Ela então me olhou enquanto comia e por um segundo, me senti penetrado pelo olhar dela.  Fiquei sem jeito.

- Então, o que queria conversar?

-  Isso depende.

- Não entendi.

- Com quem estou falando agora? Com o seminarista João ou com o João apenas?

- Os  dois são a mesma pessoa.

- Você é só um ser-humano, acho justo. Mas você é ao mesmo tempo, um representante de Deus e as pessoas te veem como não um simples humano, mas alguém quase que divinizado.

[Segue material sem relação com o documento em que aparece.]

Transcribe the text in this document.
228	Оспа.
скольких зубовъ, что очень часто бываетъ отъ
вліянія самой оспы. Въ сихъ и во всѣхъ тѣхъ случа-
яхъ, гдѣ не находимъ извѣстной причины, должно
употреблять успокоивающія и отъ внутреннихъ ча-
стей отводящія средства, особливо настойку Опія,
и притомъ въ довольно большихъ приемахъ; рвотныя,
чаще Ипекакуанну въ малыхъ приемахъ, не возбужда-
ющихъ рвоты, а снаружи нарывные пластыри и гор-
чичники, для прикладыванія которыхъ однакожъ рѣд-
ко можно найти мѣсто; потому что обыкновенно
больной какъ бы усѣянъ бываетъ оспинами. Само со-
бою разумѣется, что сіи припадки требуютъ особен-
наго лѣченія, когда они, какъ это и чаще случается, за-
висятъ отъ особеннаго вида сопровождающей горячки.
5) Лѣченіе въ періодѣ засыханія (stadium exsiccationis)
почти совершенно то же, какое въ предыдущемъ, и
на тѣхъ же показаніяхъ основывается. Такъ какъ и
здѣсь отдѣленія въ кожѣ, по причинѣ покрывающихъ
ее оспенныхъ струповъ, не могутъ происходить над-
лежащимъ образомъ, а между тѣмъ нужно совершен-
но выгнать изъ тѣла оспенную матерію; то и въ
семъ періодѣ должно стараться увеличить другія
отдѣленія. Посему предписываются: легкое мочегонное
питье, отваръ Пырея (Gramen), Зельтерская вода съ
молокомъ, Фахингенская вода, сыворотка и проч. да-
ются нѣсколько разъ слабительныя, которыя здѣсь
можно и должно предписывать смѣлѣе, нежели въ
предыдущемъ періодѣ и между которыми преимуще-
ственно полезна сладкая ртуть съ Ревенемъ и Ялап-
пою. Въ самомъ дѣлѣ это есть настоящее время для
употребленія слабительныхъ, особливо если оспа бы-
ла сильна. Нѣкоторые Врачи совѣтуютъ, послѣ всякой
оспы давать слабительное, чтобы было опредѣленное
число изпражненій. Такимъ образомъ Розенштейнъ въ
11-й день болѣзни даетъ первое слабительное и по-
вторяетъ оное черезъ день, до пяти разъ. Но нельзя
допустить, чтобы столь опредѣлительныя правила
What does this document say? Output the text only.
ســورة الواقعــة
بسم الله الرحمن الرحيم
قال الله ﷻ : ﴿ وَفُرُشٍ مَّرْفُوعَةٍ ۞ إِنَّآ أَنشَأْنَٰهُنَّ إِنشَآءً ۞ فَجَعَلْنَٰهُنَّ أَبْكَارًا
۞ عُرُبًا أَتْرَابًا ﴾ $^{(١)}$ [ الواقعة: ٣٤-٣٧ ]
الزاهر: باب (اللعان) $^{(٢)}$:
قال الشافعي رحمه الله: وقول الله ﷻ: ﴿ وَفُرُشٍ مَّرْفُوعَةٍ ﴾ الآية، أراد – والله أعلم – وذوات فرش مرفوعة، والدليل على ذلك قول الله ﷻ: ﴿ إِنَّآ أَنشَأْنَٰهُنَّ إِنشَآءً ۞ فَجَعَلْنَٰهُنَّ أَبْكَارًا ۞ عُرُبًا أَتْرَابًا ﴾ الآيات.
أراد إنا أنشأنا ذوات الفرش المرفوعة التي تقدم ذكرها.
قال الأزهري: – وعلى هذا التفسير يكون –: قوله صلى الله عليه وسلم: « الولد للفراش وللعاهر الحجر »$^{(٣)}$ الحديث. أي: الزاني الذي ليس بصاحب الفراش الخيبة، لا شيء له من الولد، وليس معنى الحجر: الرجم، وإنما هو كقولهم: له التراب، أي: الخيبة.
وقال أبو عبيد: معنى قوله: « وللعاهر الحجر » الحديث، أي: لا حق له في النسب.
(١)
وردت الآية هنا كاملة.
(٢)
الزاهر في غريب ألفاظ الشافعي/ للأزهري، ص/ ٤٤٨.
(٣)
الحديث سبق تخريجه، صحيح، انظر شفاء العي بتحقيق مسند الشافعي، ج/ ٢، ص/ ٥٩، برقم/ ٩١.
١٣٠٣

- Eles não sabem do erro que cometem

- Ainda assim o cometem e é assim que as coisas são. Com quem falo agora? Seminarista João, ou João?

- João.

- Que bom. Gosto de conhecer as pessoas por quem elas são em essência mesmo.

- E você? É algum tipo de heroína?

- Eu? Não. Eu sim sou uma mera mortal. - ela disse, sorrindo.

A conversa continuou fluindo. Não pude deixar de notar o quanto ambos nos sentíamos a vontade com o outro. Enquanto conversávamos, a sensação era de que há muito tempo nos conhecíamos e até então, eu nunca tivera tão forte e intensa conexão com alguém em toda minha vida. Até que teve o momento que parte de mim amaldiçoa até hoje e a outra parte... revive os prazeres e alegria desse momento, foi quando num gesto involuntário, típico de quem se sente próximo a pessoa com quem está conversando, ela tocou o meu braço e eu pude sentir o toque da pele dela... Senti um arrepio até a espinha. Era suave e frio, ao mesmo tempo em que era preciso. Foi exatamente nesse momento que me apaixonei. Foi exatamente nesse momento que eu sabia que minha vida mudaria.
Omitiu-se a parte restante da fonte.